Abidjan, 9 juil 2026 (AIP) – Le Sommet international de l’innovation et de l’investissement vert Africa-Europe (SIIV 2026) ambitionne de renforcer les partenariats entre l’Afrique et l’Europe afin de mobiliser des financements en faveur des projets innovants et durables et de rapprocher les porteurs de projets africains des investisseurs internationaux, a indiqué jeudi 9 juillet 2026, sa commissaire générale, Aby Say Victoire.
S’exprimant lors de la conférence de presse marquant le lancement de la première édition du sommet, organisée à la Chaire UNESCO « Eau, Femmes et Pouvoir de décisions », à Abidjan- Cocody, Mme Say a expliqué que cette initiative vise à mettre en valeur le potentiel économique et environnemental de la Côte d’Ivoire et de l’Afrique tout en favorisant une coopération renforcée avec les partenaires européens.
« Notre ambition est de créer un pont entre l’Afrique et l’Europe, entre les investisseurs et les porteurs de projets, afin de montrer au monde les nombreuses opportunités qu’offre l’Afrique », a déclaré la commissaire générale.
Selon elle, l’insuffisance des financements demeure le principal frein au développement des investissements verts sur le continent. Elle a toutefois estimé que des projets innovants, crédibles et bien structurés sont susceptibles d’attirer les investisseurs internationaux.
« Lorsqu’un projet est crédible et innovant, il peut mobiliser les financements nécessaires pour être déployé en Côte d’Ivoire, en Afrique et à l’échelle internationale », a-t-elle affirmé.
Aby Say Victoire a précisé que le SIIV 2026 se veut une plateforme de référence dédiée à l’innovation verte, au financement durable et à la coopération intercontinentale.
Elle a souligné que cette première édition entend favoriser le dialogue entre les pouvoirs publics, les investisseurs, les institutions financières, le secteur privé, les chercheurs et la société civile.

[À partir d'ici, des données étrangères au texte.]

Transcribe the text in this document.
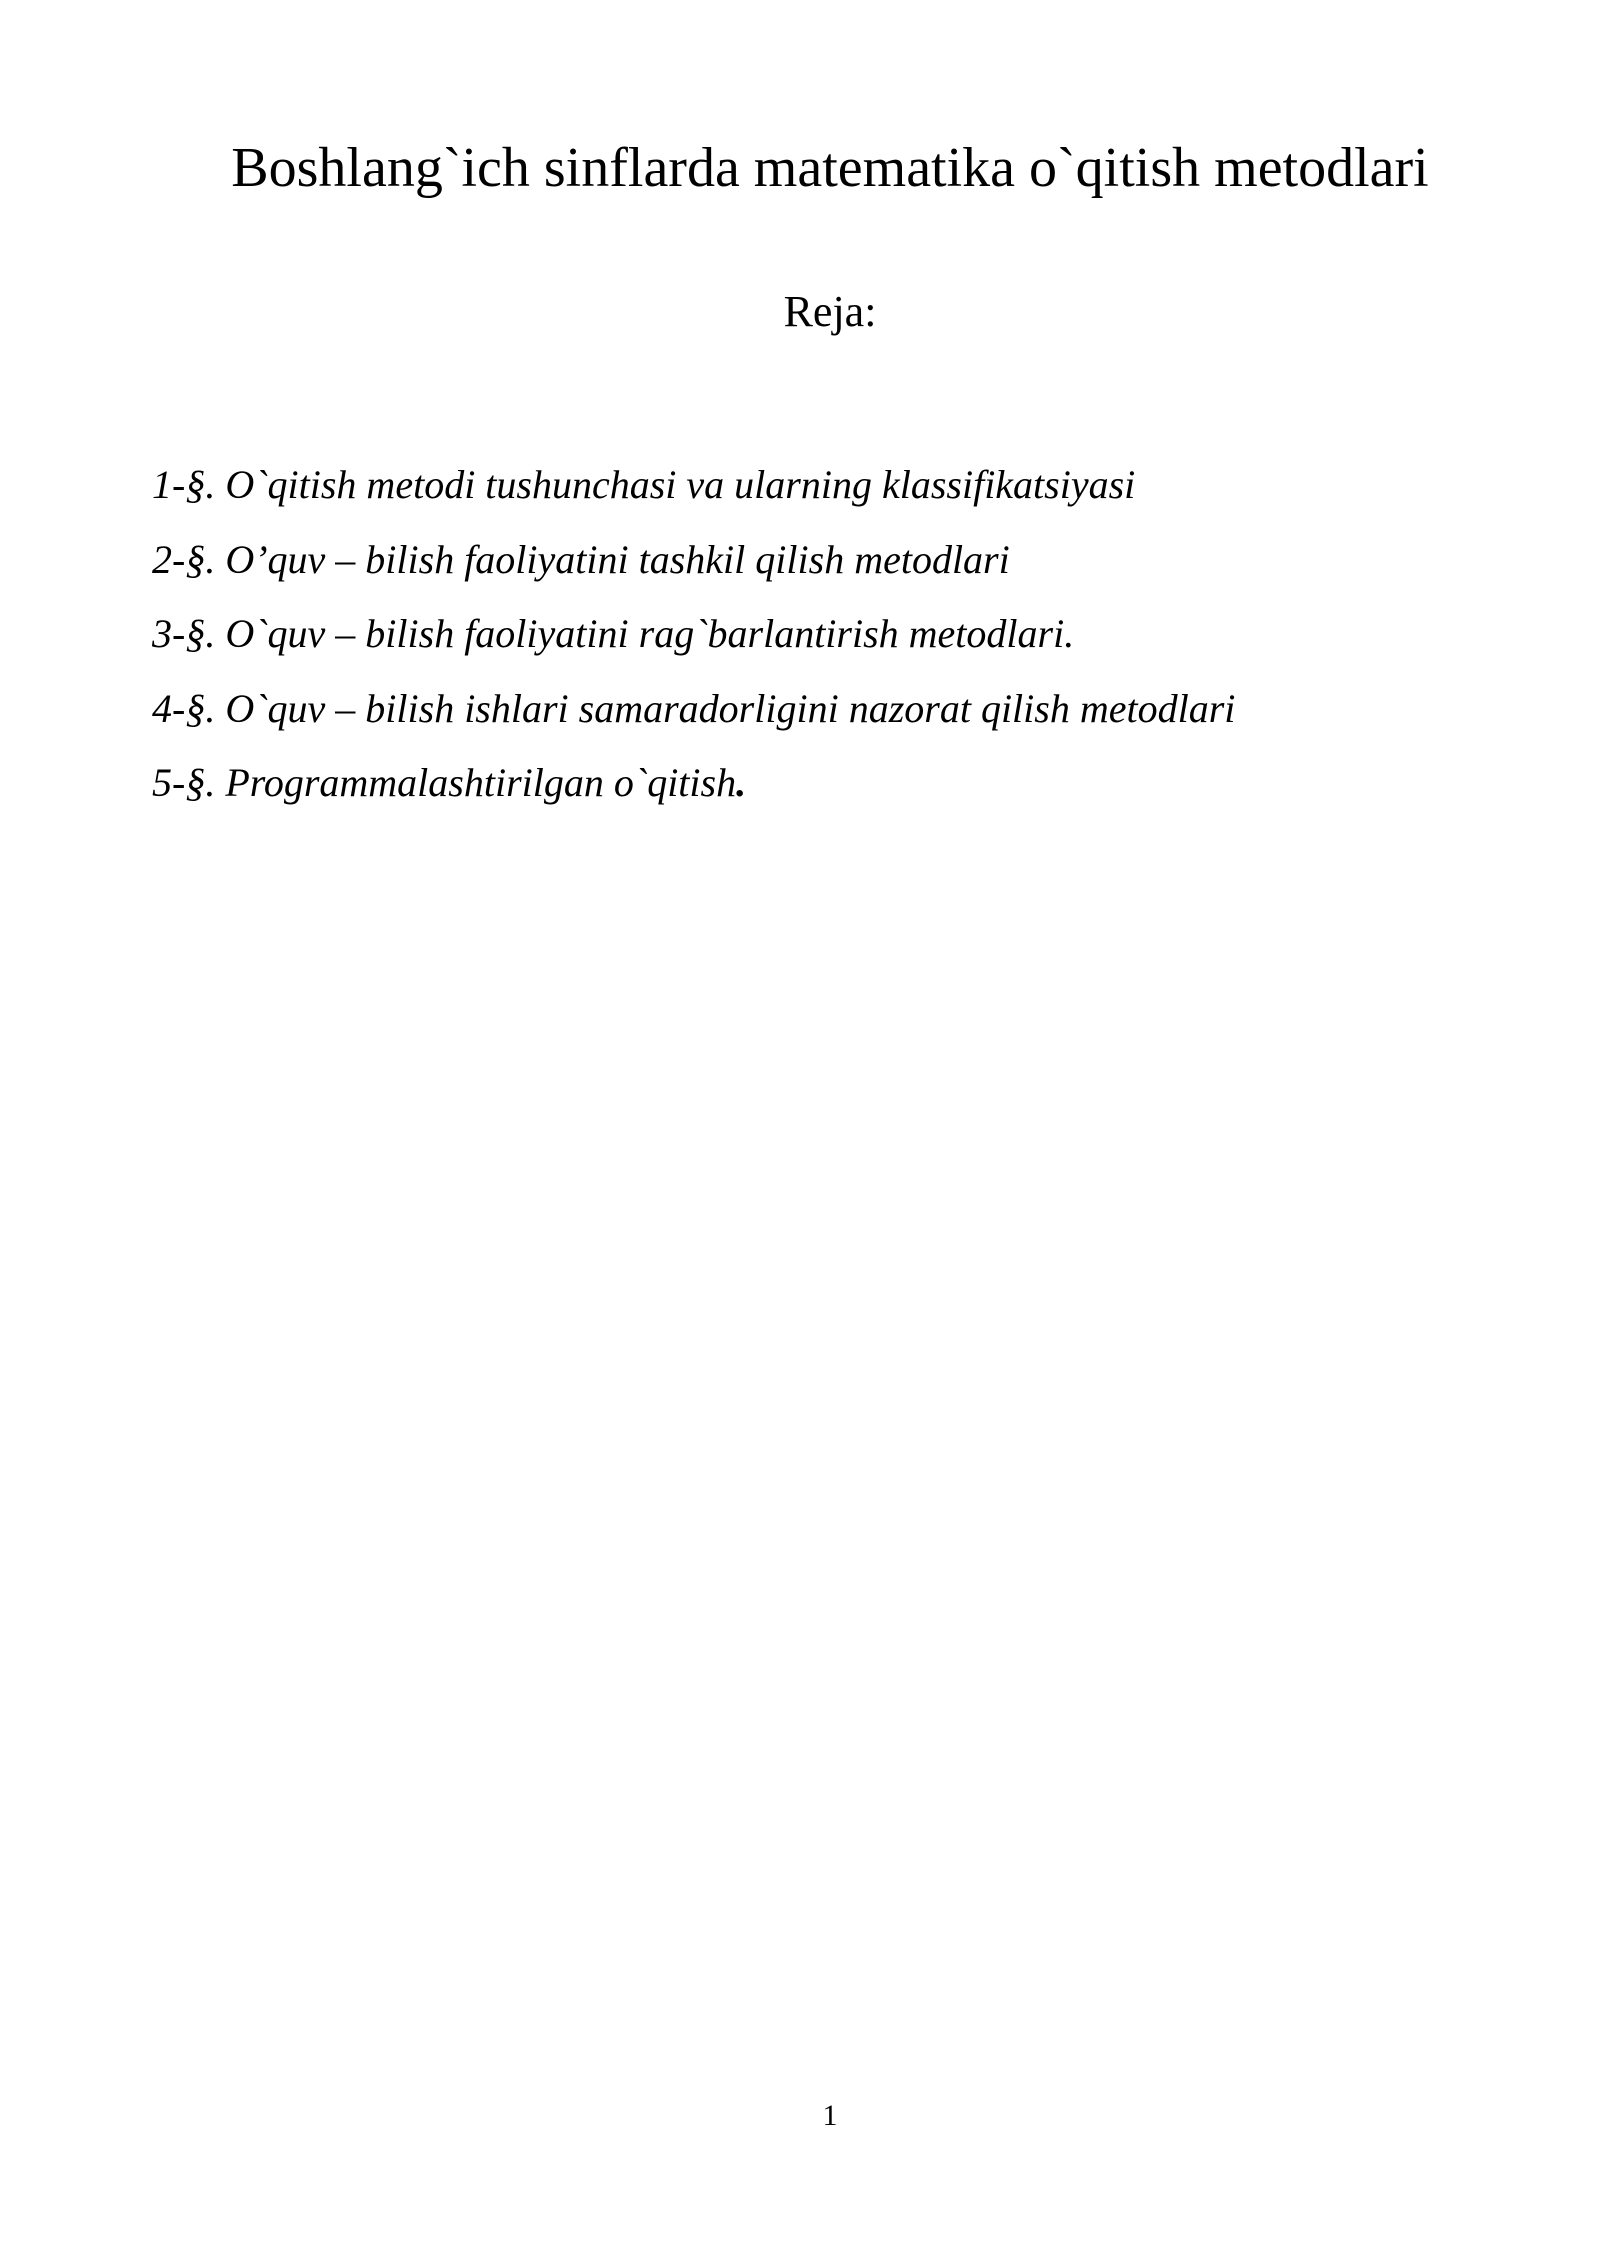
Boshlang`ich sinflarda matematika o`qitish metodlari
Reja:
1-§. O`qitish metodi tushunchasi va ularning klassifikatsiyasi
2-§. O’quv – bilish faoliyatini tashkil qilish metodlari
3-§. O`quv – bilish faoliyatini rag`barlantirish metodlari.
4-§. O`quv – bilish ishlari samaradorligini nazorat qilish metodlari
5-§. Programmalashtirilgan o`qitish.
1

Placé sous le thème « Financer un avenir durable : converger vers une Afrique verte et résiliente », le sommet proposera des conférences inaugurales, des panels, des tables rondes, des séances de présentation de projets (« pitchs »), une exposition consacrée aux innovations vertes ainsi que des rencontres d’affaires destinées à faciliter l’accès des porteurs de projets aux investisseurs.
Les organisateurs prévoient également le lancement d’un Observatoire des innovations vertes, chargé d’identifier et d’accompagner les initiatives africaines en matière de transition écologique, ainsi que la création d’un Fonds africain pour le développement durable, destiné à contribuer au financement des projets verts sur le continent.
Les travaux porteront notamment sur les énergies renouvelables, l’efficacité énergétique, la mobilité durable, la finance verte, l’entrepreneuriat innovant, les technologies propres, la communication climatique, la préservation du patrimoine et l’écotourisme.
À l’issue de la rencontre, les organisateurs espèrent favoriser la conclusion de partenariats stratégiques, susciter des engagements financiers, publier un Livre vert regroupant les recommandations formulées au cours des échanges et mettre en place un réseau d’innovateurs, d’investisseurs et de décideurs engagés en faveur de la transition écologique en Afrique.
Intervenant à son tour, le secrétaire général de la Commission nationale ivoirienne pour l’UNESCO, Soro N’Golo Abdou, a rappelé que l’Afrique figure parmi les priorités stratégiques de l’UNESCO.
Il a souligné que l’éducation, la science, la culture et l’accès à l’eau constituent des leviers essentiels pour bâtir un développement durable, inclusif et résilient.
Selon lui, le SIIV 2026 dépasse le cadre d’une simple rencontre internationale. « Il se veut une plateforme de dialogue, de mobilisation et d’actions concrètes destinée à accélérer la transformation écologique du continent africain », a-t-il affirmé.
Le secrétaire général a enfin plaidé pour une approche plaçant l’innovation technologique, les investissements durables et la créativité culturelle au cœur des stratégies de développement, conformément à la vision de l’UNESCO de promouvoir une science au service de l’humanité et une technologie inclusive.